这个周瑰,三十岁时明经及第,取得了做官的资格,本来打算去哪里混个主簿或者县尉熬资历。后有好心人提醒,备了大礼,找武则天的女儿太平公主开后门。那太平公主见周瑰长得帅气,又礼貌懂事,很是有些喜欢,打发他担任括州长史。
周瑰到了长史任上,工作更是兢兢业业,私底下搜刮了不少民脂民膏,再一股脑儿全部进贡给了太平公主。太平公主见他政绩非凡,找了个借口,让上一任的刺史提前退了休,周瑰顺理成章地成了括州刺史。
再说张小蜜,起初并不是皇上的小蜜,而是太平公主的小蜜。太平公主是个有孝心的好孩子,见她妈妈晚景凄凉,于是忍痛割爱,将张易之送给了她妈。当然,张小蜜的政绩也不错,深得皇上的宠幸。
周瑰与张易之,都是走的太平公主路线,是一个战壕里的战友,自然是故人不假。
正当周瑰设宴款待张易之,管家又来报告说,嘉州赵先生来见。
周瑰道:“混账东西,没看见有贵客在吗?就说今日不空,让他改日来见。”
张易之笑道:“既然是周大人的老友,自不是外人,何不让他一起来喝酒乐呵。”
周瑰想,就等你老爷这句话了,便说道:“既然上差不嫌鄙陋,就叫他进来罢。”
不一会,进来三个人,当中一个便是在缙云县衙参与拍卖的买家赵思归,左右两边一边拽着一个十三四岁的小女孩。两女孩虽是粗布衣裳,但俱是眉眼如画,实打实的美人胚子。
原来,单绫一直守候在周萱府邸之外,等到天断黑之时,正打算趁夜色潜入进去。不料赵思归与周萱拽了两个女孩塞进了一辆马车,自南门而出,径直往括州而来。单绫也自县衙取了马匹,来不及告诉徐驰,只让衙役通报一声,一路尾随着那辆马车,进了括州。
待赵思归熟门熟路地进了刺史府,以前的猜测也就变成了事实,慧慧失踪以及秦娘子被掳掠的罪魁祸首,十有**便是括州刺史周瑰。而周萱及赵思归,就是两大帮凶。

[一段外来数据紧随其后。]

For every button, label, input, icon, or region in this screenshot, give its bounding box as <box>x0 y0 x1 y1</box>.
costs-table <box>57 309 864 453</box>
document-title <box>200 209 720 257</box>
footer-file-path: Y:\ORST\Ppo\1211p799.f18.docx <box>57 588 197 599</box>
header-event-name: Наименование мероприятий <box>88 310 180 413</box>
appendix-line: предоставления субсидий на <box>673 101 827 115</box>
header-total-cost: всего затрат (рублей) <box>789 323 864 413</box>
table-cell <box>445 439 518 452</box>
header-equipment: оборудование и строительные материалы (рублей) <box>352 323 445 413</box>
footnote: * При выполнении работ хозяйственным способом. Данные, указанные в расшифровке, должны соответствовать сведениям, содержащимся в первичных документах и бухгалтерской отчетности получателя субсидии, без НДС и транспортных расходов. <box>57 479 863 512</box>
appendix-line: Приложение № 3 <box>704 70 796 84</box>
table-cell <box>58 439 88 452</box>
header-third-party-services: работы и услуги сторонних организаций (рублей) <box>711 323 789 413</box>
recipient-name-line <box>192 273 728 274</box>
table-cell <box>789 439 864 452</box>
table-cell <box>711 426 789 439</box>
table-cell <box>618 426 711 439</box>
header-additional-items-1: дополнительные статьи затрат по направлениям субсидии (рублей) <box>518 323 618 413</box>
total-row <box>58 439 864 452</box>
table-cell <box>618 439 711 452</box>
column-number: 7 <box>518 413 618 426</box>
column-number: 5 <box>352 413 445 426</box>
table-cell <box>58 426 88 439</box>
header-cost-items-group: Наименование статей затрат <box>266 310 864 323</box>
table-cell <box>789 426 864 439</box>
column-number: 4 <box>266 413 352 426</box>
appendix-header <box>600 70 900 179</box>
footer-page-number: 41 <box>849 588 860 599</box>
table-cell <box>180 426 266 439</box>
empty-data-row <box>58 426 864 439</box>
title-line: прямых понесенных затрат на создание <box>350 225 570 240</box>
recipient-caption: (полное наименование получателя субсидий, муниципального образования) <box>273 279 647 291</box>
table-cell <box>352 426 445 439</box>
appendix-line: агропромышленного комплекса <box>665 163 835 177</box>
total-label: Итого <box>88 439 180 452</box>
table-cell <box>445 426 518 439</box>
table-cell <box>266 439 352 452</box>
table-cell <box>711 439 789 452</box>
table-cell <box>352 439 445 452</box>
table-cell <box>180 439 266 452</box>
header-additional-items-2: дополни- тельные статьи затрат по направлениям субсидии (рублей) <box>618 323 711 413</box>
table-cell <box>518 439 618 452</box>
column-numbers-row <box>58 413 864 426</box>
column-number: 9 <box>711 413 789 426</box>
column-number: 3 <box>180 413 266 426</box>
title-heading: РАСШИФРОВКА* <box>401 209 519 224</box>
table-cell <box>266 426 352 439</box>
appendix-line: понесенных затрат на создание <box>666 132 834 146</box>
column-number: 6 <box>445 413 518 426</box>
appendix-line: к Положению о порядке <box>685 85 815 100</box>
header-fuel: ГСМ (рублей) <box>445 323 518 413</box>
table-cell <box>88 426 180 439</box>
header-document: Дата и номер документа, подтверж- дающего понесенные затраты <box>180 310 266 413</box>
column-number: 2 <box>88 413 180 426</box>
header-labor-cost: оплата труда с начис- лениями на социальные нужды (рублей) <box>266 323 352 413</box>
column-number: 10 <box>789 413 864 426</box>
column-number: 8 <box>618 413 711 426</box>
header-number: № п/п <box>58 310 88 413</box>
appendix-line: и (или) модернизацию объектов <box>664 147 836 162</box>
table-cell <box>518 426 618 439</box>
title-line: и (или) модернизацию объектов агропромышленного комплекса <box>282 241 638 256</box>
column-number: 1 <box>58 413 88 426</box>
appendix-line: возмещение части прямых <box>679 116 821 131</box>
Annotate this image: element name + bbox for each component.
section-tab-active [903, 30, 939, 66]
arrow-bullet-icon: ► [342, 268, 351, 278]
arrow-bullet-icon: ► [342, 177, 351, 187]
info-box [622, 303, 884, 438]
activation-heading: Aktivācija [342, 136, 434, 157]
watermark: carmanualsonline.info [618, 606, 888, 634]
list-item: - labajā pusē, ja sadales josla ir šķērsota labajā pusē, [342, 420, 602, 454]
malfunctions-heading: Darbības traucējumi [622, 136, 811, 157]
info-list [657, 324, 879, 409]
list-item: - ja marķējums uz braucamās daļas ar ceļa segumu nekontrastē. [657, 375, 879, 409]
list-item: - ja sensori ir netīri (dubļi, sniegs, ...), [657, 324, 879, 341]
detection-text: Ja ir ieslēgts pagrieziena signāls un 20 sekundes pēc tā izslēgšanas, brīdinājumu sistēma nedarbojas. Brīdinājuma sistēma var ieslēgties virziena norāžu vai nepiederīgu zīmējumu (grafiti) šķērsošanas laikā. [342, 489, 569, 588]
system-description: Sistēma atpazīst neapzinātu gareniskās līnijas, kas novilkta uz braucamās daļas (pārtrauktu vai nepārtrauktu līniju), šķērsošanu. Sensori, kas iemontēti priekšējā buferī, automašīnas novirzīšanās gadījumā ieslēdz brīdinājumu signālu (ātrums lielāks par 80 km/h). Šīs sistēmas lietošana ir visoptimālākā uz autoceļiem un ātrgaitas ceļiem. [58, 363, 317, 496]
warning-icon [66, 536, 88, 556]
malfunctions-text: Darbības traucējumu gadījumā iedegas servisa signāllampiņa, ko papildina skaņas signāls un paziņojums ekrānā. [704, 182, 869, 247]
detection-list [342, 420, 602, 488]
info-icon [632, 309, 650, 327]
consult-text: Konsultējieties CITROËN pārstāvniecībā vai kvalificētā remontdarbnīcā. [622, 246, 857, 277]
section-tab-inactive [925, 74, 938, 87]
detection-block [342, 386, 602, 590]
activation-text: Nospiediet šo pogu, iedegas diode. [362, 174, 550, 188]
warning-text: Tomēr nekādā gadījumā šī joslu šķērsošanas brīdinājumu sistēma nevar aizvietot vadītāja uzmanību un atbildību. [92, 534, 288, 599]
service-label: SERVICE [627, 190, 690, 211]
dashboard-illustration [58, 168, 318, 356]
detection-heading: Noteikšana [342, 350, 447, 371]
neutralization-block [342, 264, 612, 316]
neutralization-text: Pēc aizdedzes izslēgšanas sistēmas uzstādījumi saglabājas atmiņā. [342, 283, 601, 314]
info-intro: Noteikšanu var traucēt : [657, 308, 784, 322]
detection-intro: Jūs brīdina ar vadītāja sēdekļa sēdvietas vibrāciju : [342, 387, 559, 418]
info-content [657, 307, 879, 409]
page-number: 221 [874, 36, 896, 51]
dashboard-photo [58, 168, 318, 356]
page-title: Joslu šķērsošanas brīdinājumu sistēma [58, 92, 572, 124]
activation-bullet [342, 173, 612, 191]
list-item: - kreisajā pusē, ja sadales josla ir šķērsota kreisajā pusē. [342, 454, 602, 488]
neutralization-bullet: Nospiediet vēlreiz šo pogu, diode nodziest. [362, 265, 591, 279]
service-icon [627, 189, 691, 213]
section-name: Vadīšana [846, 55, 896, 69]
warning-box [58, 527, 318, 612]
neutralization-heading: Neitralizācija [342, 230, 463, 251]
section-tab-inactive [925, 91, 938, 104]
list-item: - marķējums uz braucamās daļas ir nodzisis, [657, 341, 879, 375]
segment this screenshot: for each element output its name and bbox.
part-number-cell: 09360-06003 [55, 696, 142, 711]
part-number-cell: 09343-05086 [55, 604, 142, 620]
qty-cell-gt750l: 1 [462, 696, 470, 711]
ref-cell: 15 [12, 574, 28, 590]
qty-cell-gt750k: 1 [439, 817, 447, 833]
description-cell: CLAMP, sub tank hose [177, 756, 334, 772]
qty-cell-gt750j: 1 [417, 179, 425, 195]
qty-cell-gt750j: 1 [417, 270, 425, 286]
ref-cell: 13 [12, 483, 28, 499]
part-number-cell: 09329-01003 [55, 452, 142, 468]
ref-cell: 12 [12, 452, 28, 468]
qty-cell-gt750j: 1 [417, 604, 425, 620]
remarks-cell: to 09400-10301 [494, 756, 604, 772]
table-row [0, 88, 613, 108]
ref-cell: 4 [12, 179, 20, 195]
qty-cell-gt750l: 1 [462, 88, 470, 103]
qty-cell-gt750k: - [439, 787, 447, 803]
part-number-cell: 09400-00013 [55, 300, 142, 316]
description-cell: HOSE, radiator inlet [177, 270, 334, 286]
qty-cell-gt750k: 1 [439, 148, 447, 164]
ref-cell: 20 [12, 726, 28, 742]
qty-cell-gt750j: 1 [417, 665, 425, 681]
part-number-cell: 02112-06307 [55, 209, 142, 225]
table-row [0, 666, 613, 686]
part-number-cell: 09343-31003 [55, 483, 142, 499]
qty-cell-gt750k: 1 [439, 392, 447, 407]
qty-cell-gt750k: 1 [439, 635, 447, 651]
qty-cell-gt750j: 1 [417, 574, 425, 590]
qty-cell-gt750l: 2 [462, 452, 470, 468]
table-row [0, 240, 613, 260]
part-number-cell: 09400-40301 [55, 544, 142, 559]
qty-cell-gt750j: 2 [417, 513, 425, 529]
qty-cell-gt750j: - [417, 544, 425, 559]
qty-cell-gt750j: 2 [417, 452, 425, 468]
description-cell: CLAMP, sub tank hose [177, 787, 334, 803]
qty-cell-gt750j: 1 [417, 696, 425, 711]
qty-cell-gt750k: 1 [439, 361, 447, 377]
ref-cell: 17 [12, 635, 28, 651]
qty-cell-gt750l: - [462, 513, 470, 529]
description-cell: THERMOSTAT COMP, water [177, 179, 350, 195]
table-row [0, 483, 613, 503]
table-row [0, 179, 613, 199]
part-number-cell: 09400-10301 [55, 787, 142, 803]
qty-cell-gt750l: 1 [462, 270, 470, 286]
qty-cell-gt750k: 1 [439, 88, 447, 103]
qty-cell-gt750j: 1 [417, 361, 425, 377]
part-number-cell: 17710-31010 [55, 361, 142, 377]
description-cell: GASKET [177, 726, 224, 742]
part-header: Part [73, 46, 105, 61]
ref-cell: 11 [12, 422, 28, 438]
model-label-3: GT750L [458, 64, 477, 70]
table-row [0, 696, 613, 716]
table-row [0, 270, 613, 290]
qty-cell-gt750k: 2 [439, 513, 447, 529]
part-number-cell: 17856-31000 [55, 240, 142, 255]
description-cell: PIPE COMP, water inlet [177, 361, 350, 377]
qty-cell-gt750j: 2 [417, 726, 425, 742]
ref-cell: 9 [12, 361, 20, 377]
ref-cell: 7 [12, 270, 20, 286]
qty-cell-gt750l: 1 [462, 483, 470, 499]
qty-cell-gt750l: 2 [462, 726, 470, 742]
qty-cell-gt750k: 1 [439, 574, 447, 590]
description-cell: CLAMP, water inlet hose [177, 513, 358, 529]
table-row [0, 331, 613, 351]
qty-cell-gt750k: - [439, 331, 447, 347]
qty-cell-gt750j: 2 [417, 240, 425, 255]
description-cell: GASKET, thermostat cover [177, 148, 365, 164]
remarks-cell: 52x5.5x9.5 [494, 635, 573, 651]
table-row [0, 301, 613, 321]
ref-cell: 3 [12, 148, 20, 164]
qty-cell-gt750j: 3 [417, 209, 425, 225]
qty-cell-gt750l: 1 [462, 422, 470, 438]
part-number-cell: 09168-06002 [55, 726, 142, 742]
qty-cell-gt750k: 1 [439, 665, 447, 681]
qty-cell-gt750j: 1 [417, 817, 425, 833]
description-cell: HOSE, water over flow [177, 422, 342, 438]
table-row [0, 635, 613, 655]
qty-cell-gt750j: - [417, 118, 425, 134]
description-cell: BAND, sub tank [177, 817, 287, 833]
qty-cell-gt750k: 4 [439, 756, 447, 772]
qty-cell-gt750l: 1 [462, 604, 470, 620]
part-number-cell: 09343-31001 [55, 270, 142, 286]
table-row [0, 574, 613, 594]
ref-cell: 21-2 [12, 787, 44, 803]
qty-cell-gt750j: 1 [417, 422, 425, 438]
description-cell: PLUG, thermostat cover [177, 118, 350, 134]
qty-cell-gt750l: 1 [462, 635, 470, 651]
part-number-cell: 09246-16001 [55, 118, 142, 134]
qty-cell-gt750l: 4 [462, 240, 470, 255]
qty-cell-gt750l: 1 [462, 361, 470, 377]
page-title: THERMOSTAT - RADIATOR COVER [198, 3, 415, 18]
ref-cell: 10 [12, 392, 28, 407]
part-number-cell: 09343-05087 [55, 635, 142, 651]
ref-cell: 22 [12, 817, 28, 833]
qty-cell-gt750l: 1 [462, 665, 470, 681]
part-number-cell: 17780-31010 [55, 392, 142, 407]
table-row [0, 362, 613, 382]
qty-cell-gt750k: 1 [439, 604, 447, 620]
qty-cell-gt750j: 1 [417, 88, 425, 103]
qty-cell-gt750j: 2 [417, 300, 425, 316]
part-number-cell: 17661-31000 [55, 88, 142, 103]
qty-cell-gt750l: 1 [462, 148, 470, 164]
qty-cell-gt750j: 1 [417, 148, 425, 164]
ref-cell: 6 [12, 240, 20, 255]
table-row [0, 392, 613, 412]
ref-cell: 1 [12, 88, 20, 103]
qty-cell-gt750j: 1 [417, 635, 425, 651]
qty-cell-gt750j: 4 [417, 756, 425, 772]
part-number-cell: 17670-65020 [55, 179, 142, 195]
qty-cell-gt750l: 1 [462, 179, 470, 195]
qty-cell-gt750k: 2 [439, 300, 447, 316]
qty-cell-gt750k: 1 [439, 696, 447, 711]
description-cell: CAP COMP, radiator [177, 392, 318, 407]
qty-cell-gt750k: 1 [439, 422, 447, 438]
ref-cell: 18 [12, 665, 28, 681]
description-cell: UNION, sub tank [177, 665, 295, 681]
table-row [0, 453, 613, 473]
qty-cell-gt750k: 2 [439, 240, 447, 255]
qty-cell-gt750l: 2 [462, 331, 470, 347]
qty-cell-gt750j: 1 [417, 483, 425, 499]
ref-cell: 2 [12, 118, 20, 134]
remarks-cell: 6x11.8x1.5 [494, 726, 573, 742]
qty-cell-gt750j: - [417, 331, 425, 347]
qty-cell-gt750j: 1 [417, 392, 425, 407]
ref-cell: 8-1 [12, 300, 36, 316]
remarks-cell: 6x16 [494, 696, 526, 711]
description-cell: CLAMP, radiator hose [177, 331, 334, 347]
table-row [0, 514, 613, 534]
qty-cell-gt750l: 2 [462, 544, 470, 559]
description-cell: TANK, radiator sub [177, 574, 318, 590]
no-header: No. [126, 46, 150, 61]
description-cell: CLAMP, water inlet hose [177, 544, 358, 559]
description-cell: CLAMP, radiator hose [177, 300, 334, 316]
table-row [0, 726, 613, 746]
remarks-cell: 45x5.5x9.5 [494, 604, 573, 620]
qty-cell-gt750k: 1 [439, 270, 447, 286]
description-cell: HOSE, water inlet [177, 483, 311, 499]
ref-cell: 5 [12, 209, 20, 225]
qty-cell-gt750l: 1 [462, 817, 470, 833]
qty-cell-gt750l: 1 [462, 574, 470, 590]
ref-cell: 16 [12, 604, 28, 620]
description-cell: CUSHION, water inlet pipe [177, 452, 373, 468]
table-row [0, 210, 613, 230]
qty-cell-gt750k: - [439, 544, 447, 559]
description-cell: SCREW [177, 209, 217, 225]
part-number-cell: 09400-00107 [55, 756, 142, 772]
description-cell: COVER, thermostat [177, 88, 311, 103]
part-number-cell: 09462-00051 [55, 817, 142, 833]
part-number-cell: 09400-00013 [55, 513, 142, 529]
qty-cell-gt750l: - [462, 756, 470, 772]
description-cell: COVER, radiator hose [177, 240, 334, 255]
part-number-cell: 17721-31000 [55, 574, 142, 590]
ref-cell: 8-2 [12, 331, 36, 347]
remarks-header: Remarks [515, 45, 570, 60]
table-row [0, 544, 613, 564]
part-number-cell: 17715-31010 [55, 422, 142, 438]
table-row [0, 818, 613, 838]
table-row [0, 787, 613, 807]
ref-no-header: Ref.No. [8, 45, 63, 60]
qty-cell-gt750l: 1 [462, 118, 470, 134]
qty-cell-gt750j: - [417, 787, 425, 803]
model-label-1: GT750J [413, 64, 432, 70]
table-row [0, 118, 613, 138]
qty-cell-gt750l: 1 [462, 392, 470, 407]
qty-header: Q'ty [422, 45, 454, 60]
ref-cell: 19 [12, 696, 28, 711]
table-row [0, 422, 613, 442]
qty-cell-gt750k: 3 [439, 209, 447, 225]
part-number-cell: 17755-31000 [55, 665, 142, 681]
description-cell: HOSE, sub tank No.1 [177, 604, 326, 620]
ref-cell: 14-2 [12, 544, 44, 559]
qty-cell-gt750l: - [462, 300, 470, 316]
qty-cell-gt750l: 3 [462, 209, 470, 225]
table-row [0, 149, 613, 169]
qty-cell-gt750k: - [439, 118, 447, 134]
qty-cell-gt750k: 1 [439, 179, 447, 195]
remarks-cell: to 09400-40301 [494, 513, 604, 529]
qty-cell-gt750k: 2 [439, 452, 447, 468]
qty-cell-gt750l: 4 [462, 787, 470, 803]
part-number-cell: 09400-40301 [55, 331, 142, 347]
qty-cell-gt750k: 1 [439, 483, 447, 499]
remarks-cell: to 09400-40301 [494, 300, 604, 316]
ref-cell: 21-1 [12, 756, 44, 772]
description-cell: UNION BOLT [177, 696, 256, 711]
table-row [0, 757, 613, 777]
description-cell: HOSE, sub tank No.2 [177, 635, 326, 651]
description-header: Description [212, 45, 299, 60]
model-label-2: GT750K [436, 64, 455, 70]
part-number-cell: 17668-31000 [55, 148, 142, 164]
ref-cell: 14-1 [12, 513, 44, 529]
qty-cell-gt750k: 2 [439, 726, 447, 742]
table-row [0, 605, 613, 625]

单绫本欲潜入进去一探真相,查探慧慧到底在不在刺史府中,但又怕打草惊蛇,让寻找慧慧的线索再次中断,便打消了这个念头。单绫心里不得不承认,徐驰的心眼儿极多,想办法拿主意的事情留给他,必定比自己蛮冲蛮撞的效果要好得多。
周瑰将张易之介绍给赵思归道:“这位是洛阳来的贵客,张五郎张先生这位是下官的同乡好友赵思归赵先生。”
两人早就在缙云县衙见过面,遂互相拱手致礼。像张易之那样财大气粗,把银子不当银子的人并不多见,又见堂堂刺史在张易之面前也自称下官,且执礼甚恭,赵思归就是用屁股想也能想得明白,这个张五郎先生的来头不是一般人所能匹敌的。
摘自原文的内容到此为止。